PATRICIA CORNWELL. Point of Origin

‘And someone’s talked to this businessman?’

‘Not yet. Remember, this is Sparkes’s story. And I hate to tell you this, Doc, but don’t think people wouldn’t lie for him, either. If he’s behind all this, I can guarantee that he planned it right down to the fine print. And let me also add that by the time he’d arrived at Dulles to catch the flight to London, the fire was already going and the woman was dead. Who’s to say he didn’t kill her and then use some kind of timer to get the fire going after he’d left the farm?’

‘There’s nothing to say it,’ I agreed. ‘There’s also nothing to prove it. And there doesn’t seem to be much chance of our knowing such a thing unless some material turns up in forensic exams that might point to some sort of explosive device used remotely as an igniter.’

‘These days half the stuff in your house can be used as a timer. Alarm clocks, VCRs, computers, digital watches.’

‘That’s true. But something has to initiate low explosives, like blasting caps, sparks, a fuse, fire,’ I said. ‘Unless you have any other cleaning to do,’ I added dryly, ‘I’ll be heading out.’

‘Don’t be pissed at me,’ Marino said. ‘You know, it’s not like this whole damn thing is my fault.’

I stopped at his front door and looked at him. Thin gray wisps of hair clung to his sweating pate. He probably had dirty clothes flung all around his bedroom, and no one could clean and tidy up enough for him, not in a million years. I remembered Doris, his wife, and could imagine her docile servitude until the day she suddenly left and fell in love with another man.

It was as if Marino had been transfused with the wrong blood type. No matter how well his meaning or brilliant his work, he was in terrible conflict with his environment. And slowly it was killing him.

‘Just do me one favor,’ I said with my hand on the door.

He wiped his face on his shirt sleeve and got out his cigarettes.

‘Don’t encourage Lucy to jump to conclusions,’ I said. ‘You know as well as I do that the problem is local law enforcement, local politics. Marino, I don’t believe we’ve even come close to what this is all about, so let’s not crucify anyone just yet.’

‘I’m amazed,’ he said. ‘After all that son of a bitch did to run you out of office. And now suddenly he’s this saint?’

‘I didn’t say he was a saint.
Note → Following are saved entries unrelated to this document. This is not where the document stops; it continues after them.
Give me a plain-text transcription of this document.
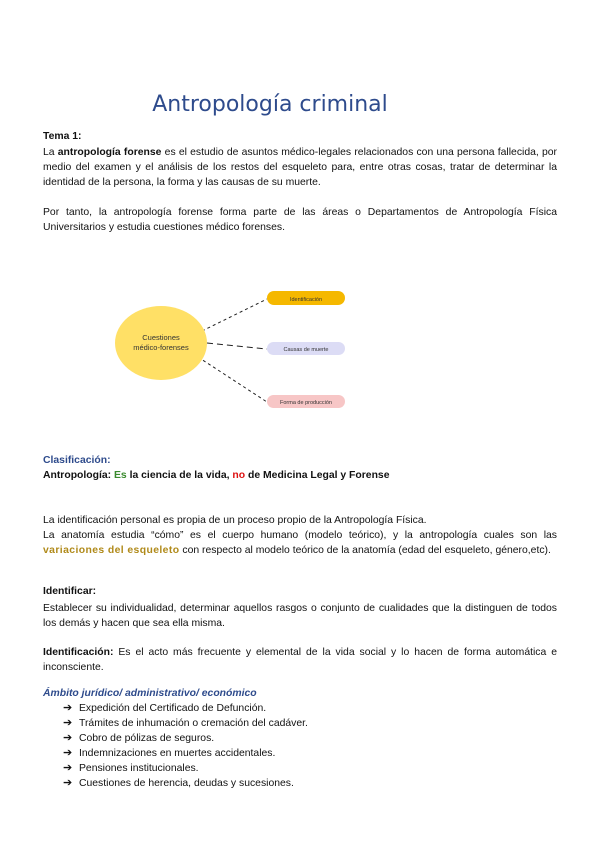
Antropología criminal
Tema 1:
La antropología forense es el estudio de asuntos médico-legales relacionados con una persona fallecida, por medio del examen y el análisis de los restos del esqueleto para, entre otras cosas, tratar de determinar la identidad de la persona, la forma y las causas de su muerte.
Por tanto, la antropología forense forma parte de las áreas o Departamentos de Antropología Física Universitarios y estudia cuestiones médico forenses.
Cuestiones
médico-forenses
Identificación
Causas de muerte
Forma de producción
Clasificación:
Antropología: Es la ciencia de la vida, no de Medicina Legal y Forense
La identificación personal es propia de un proceso propio de la Antropología Física.
La anatomía estudia “cómo” es el cuerpo humano (modelo teórico), y la antropología cuales son las variaciones del esqueleto con respecto al modelo teórico de la anatomía (edad del esqueleto, género,etc).
Identificar:
Establecer su individualidad, determinar aquellos rasgos o conjunto de cualidades que la distinguen de todos los demás y hacen que sea ella misma.
Identificación: Es el acto más frecuente y elemental de la vida social y lo hacen de forma automática e inconsciente.
Ámbito jurídico/ administrativo/ económico
➔ Expedición del Certificado de Defunción.
➔ Trámites de inhumación o cremación del cadáver.
➔ Cobro de pólizas de seguros.
➔ Indemnizaciones en muertes accidentales.
➔ Pensiones institucionales.
➔ Cuestiones de herencia, deudas y sucesiones.
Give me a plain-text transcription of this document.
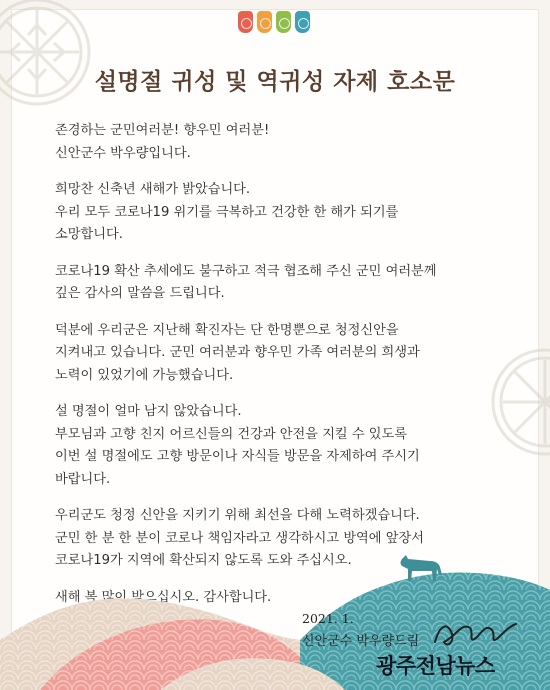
설명절 귀성 및 역귀성 자제 호소문
존경하는 군민여러분! 향우민 여러분!
신안군수 박우량입니다.
희망찬 신축년 새해가 밝았습니다.
우리 모두 코로나19 위기를 극복하고 건강한 한 해가 되기를
소망합니다.
코로나19 확산 추세에도 불구하고 적극 협조해 주신 군민 여러분께
깊은 감사의 말씀을 드립니다.
덕분에 우리군은 지난해 확진자는 단 한명뿐으로 청정신안을
지켜내고 있습니다. 군민 여러분과 향우민 가족 여러분의 희생과
노력이 있었기에 가능했습니다.
설 명절이 얼마 남지 않았습니다.
부모님과 고향 친지 어르신들의 건강과 안전을 지킬 수 있도록
이번 설 명절에도 고향 방문이나 자식들 방문을 자제하여 주시기
바랍니다.
우리군도 청정 신안을 지키기 위해 최선을 다해 노력하겠습니다.
군민 한 분 한 분이 코로나 책임자라고 생각하시고 방역에 앞장서
코로나19가 지역에 확산되지 않도록 도와 주십시오.
새해 복 많이 받으십시오. 감사합니다.
2021. 1.
신안군수 박우량드림
광주전남뉴스
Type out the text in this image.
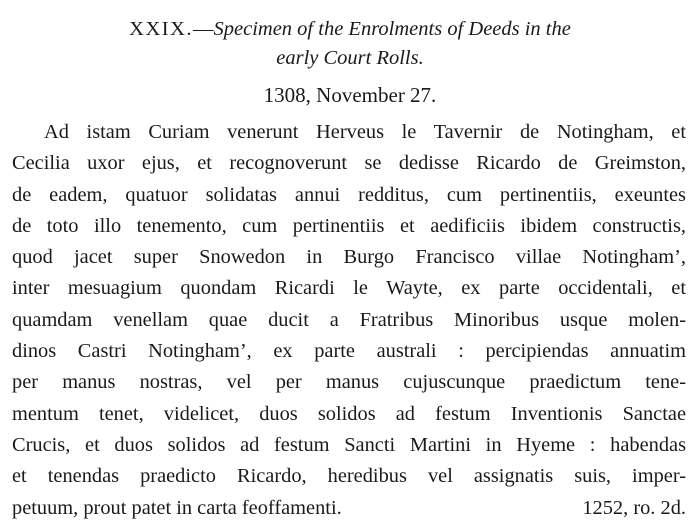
XXIX.—Specimen of the Enrolments of Deeds in the
early Court Rolls.
1308, November 27.
Ad istam Curiam venerunt Herveus le Tavernir de Notingham, et
Cecilia uxor ejus, et recognoverunt se dedisse Ricardo de Greimston,
de eadem, quatuor solidatas annui redditus, cum pertinentiis, exeuntes
de toto illo tenemento, cum pertinentiis et aedificiis ibidem constructis,
quod jacet super Snowedon in Burgo Francisco villae Notingham’,
inter mesuagium quondam Ricardi le Wayte, ex parte occidentali, et
quamdam venellam quae ducit a Fratribus Minoribus usque molen-
dinos Castri Notingham’, ex parte australi : percipiendas annuatim
per manus nostras, vel per manus cujuscunque praedictum tene-
mentum tenet, videlicet, duos solidos ad festum Inventionis Sanctae
Crucis, et duos solidos ad festum Sancti Martini in Hyeme : habendas
et tenendas praedicto Ricardo, heredibus vel assignatis suis, imper-
petuum, prout patet in carta feoffamenti.	1252, ro. 2d.
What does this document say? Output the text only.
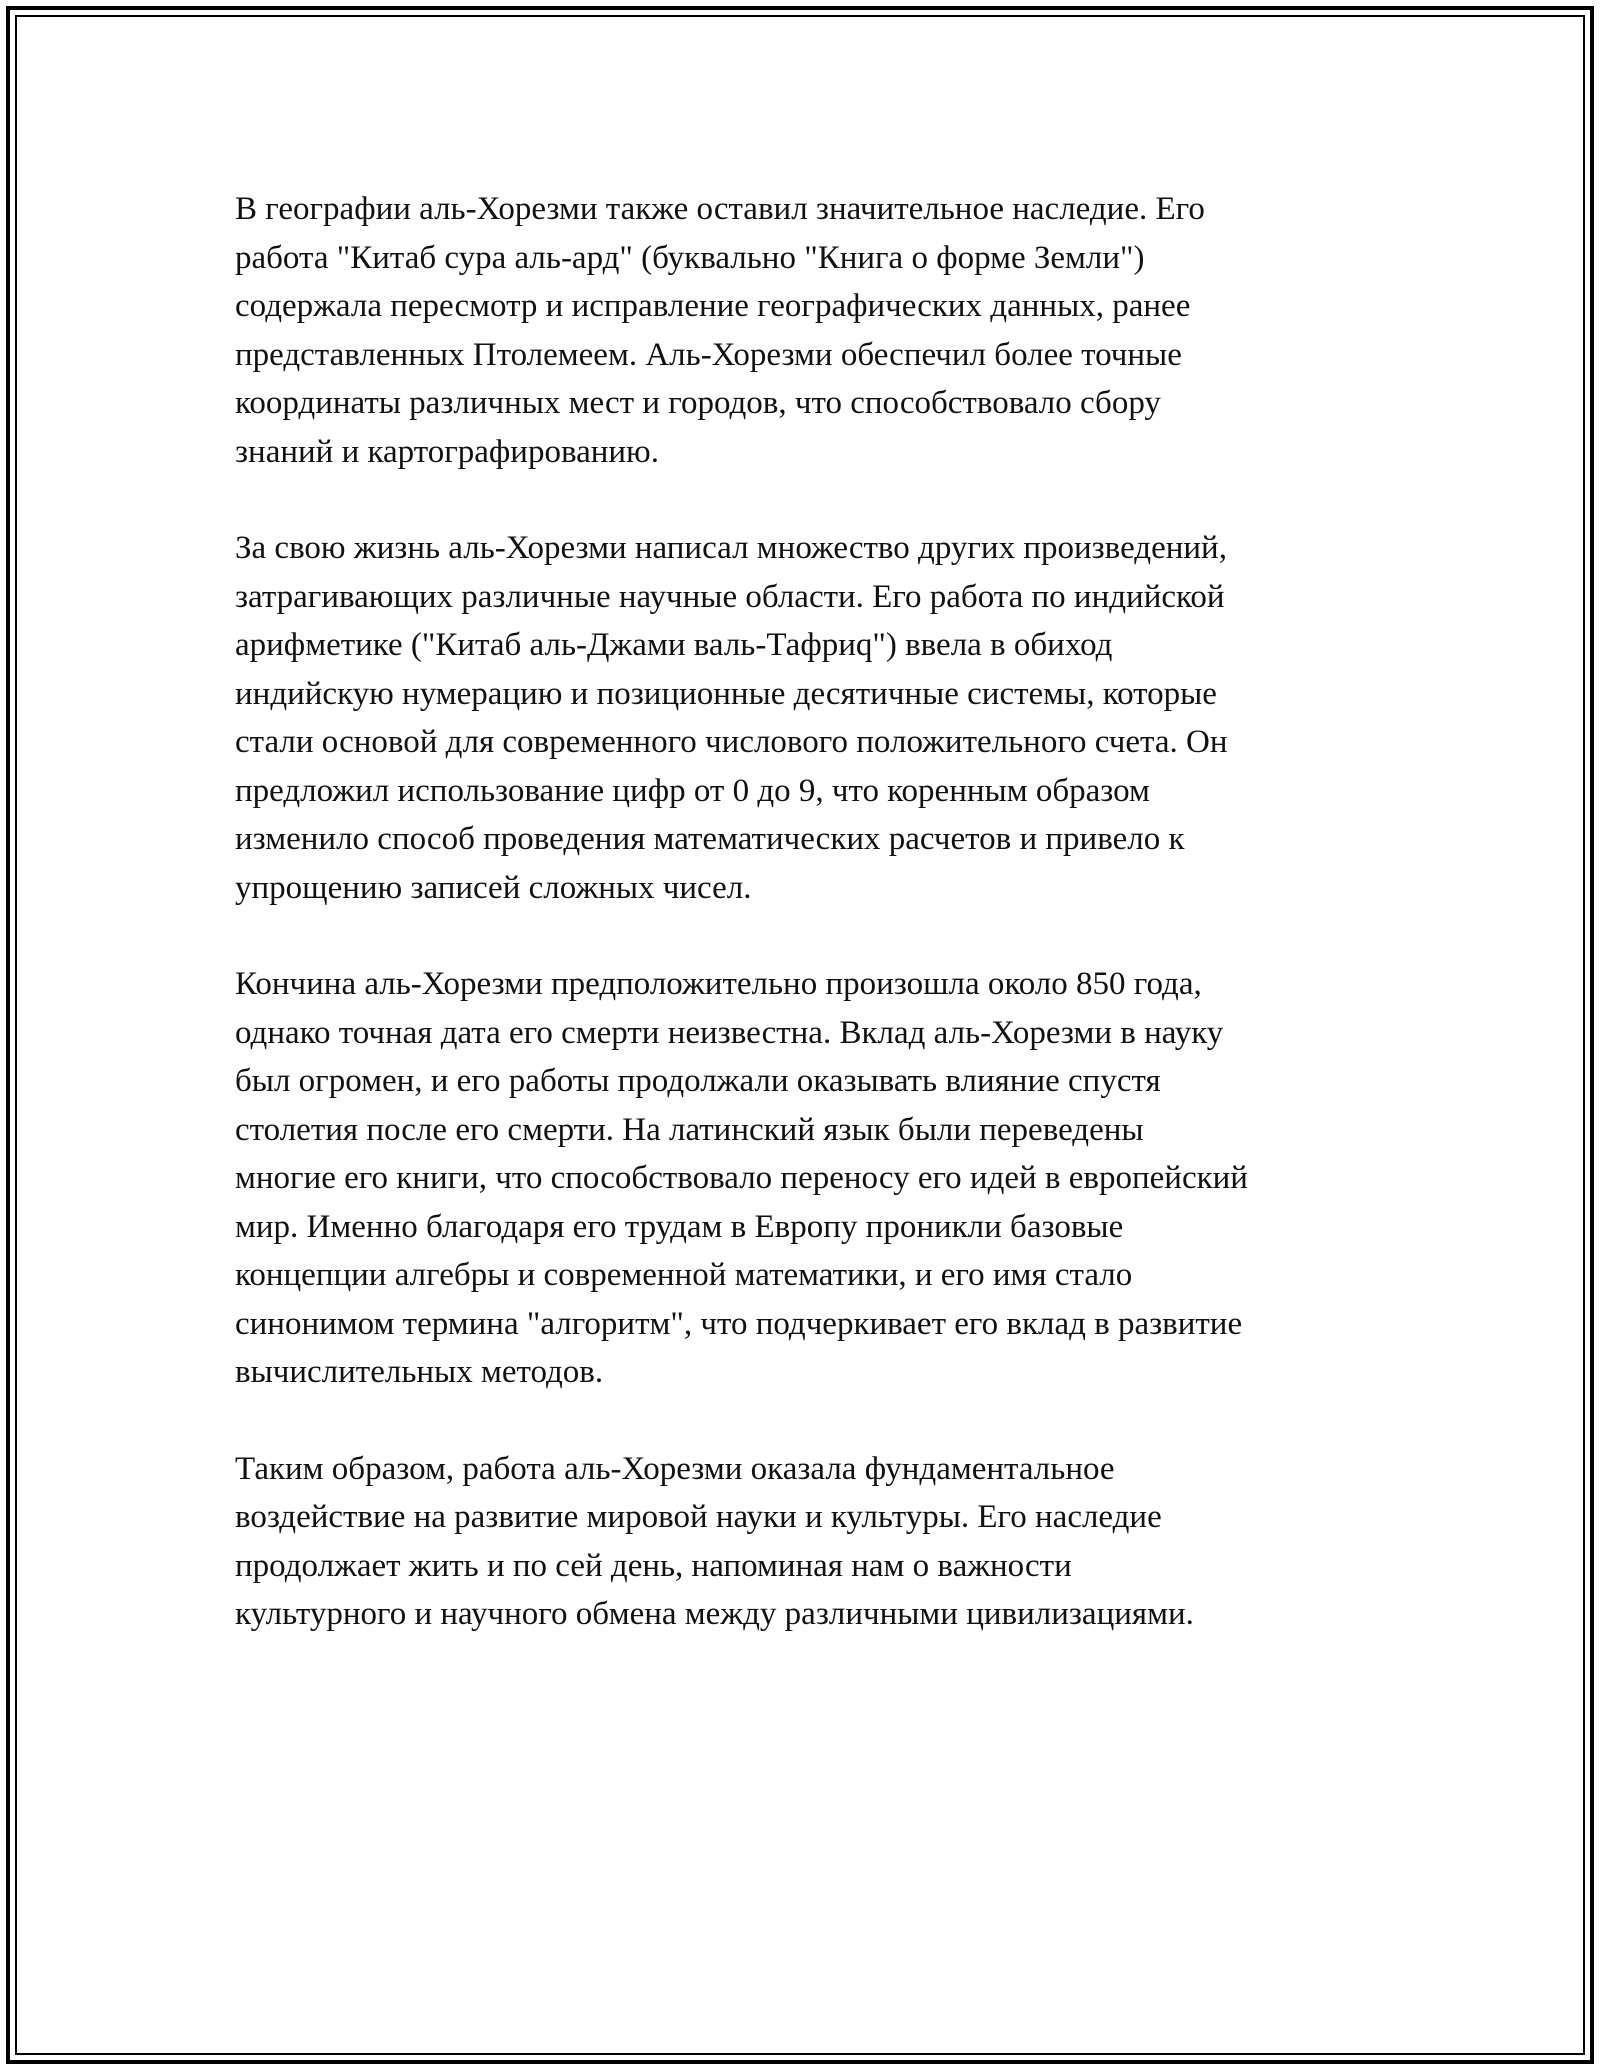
В географии аль-Хорезми также оставил значительное наследие. Его
работа "Китаб сура аль-ард" (буквально "Книга о форме Земли")
содержала пересмотр и исправление географических данных, ранее
представленных Птолемеем. Аль-Хорезми обеспечил более точные
координаты различных мест и городов, что способствовало сбору
знаний и картографированию.

За свою жизнь аль-Хорезми написал множество других произведений,
затрагивающих различные научные области. Его работа по индийской
арифметике ("Китаб аль-Джами валь-Тафриq") ввела в обиход
индийскую нумерацию и позиционные десятичные системы, которые
стали основой для современного числового положительного счета. Он
предложил использование цифр от 0 до 9, что коренным образом
изменило способ проведения математических расчетов и привело к
упрощению записей сложных чисел.

Кончина аль-Хорезми предположительно произошла около 850 года,
однако точная дата его смерти неизвестна. Вклад аль-Хорезми в науку
был огромен, и его работы продолжали оказывать влияние спустя
столетия после его смерти. На латинский язык были переведены
многие его книги, что способствовало переносу его идей в европейский
мир. Именно благодаря его трудам в Европу проникли базовые
концепции алгебры и современной математики, и его имя стало
синонимом термина "алгоритм", что подчеркивает его вклад в развитие
вычислительных методов.

Таким образом, работа аль-Хорезми оказала фундаментальное
воздействие на развитие мировой науки и культуры. Его наследие
продолжает жить и по сей день, напоминая нам о важности
культурного и научного обмена между различными цивилизациями.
Frankly, I don’t know any saints.’

‘Sparkes-the-ladies’ man,’ Marino went on. ‘If I didn’t know better, I’d wonder if you were getting sweet on him.’

‘I won’t dignify that with a response.’

I walked out onto the porch, halfway tempted to slam the door in his face.

‘Yeah. Same thing everyone says when they’re guilty.’

He stepped out after me.

‘Don’t think I don’t know it when you and Wesley aren’t getting along . . .’

I turned to face him and pointed my finger like a gun.

‘Not one more word,’ I warned him. ‘You stay out of my business, and don’t you dare question my professionalism, Marino. You know better than that, goddamn it.’

I went down the front steps and got inside my car. I backed out slowly and with deliberate skill. I did not look at him as I drove off.

13

MONDAY MORNING WAS carried in on a storm that thrashed the city with violent winds and pelting rains. I drove to work with windshield wipers going fast and air conditioning on to defog the glass. When I opened my window to toss a token into the toll bin, my suit sleeve got drenched, and then of all days for this to happen, two funeral homes had parked inside the bay, and I had to leave my car outside. The fifteen seconds it took me to dash through the parking lot and unlock the back door of my building concluded my punishment. I was soaked. Water dripped from my hair and my shoes squished as I walked through the bay.

I checked the log in the morning office to see what had come in during the night. An infant had died in his parents’ bed. An elderly woman appeared to be a suicidal overdose, and, of course, there was a drug-related shooting from one of the housing projects on the fringes of what had become a more civilized and healthy downtown. In the last several years, the city had been ranked as one of the most violent in the United States, with as many as one hundred and sixty homicides in one year for a population of less than a quarter of a million people.